Let us then take the example of the “Raisin bread” model of the expanding universe. Imagine you have a ball of dough with raisins all over it. Now assume that the dough leavens, and expands in all directions. After that, if you put your finger down on one raisin, what do you see the other raisins doing in the meantime?

The closest raisins to you will appear to move away from you, as the dough expands. Raisins that are farther away will appear to move away way quickly, as there is more dough between them and you than the closer raisins. Raisins that are even farther away will appear to be moving away even more quickly.

Now imagine the raisins are like galaxies or clusters of galaxies, and the dough is like the expanding universe. But in this case, the dough here represents the fabric of space that cannot be seen or be detected and doesn’t get less dense as the universe expands and simply provides a platform for the raisins or galaxies to inhabit.

The rate of expansion is dependent on the total amount of material in a given volume of space, so as the universe expands the material dilutes and the expansion rate drops with it.

Because matter and radiation are made up of a fixed number of particles, as the universe expands and the volume increases, the density, and radiation both drop as the density of radiation drops a little faster than the density of matter the wavelength of its stretches, causing it to lose energy. As the universe expands, the energy density remains constant.

The effect of cosmic expansion, at distances of more than 100 megaparsecs is always the dominant effect. On the largest cosmic scales, the expansion of the universe is all that matters. What is important is to recognize that expansion doesn’t have an intrinsic speed to it at all, space expands at a frequency; a speed-per-unit distance.

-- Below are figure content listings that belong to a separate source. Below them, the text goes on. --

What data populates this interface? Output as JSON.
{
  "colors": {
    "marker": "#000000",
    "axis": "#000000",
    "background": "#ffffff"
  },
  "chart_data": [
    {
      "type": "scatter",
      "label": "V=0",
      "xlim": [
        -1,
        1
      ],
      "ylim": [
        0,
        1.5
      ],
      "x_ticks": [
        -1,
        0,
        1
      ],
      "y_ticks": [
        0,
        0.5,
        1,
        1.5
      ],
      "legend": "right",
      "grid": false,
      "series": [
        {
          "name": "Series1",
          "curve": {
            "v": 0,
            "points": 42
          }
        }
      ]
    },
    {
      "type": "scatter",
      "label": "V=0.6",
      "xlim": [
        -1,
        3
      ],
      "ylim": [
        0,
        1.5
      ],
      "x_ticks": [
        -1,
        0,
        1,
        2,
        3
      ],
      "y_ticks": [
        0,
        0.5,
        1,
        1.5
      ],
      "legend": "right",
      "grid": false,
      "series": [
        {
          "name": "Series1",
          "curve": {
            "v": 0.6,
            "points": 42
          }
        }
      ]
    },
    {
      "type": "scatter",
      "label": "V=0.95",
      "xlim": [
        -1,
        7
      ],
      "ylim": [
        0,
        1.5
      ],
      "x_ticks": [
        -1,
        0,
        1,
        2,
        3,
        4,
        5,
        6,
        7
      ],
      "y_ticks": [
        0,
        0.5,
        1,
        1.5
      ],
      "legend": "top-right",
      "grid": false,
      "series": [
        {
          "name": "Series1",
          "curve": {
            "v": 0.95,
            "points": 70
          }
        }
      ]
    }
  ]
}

Whatever the expansion rate is today, combined with whatever forms of matter and energy exist within your universe, will determine how redshift and distance are related to extragalactic objects in our universe. The size of our visible universe, along with the amount we can reach.

The limit of the visible universe is 46.5 billion light-years, as that’s the limit of how far away an object that emitted light would just be reaching us today after expanding 13.8 billion years away from us. However, beyond 18 billion light-years, we can never access a galaxy even if we travel towards it at the speed of light.

The farthest observed galaxy GN-z11 emitted it’s now- arriving light 13.4 billion years ago and is located some 32 billion light-years away.

From all these explanations and hypothetical theories, we come to a point that with each moment that passes, every unbound object moves farther away from us and previously reachable objects become forever unreachable. So, nothing moves faster than light in an ever-expanding universe.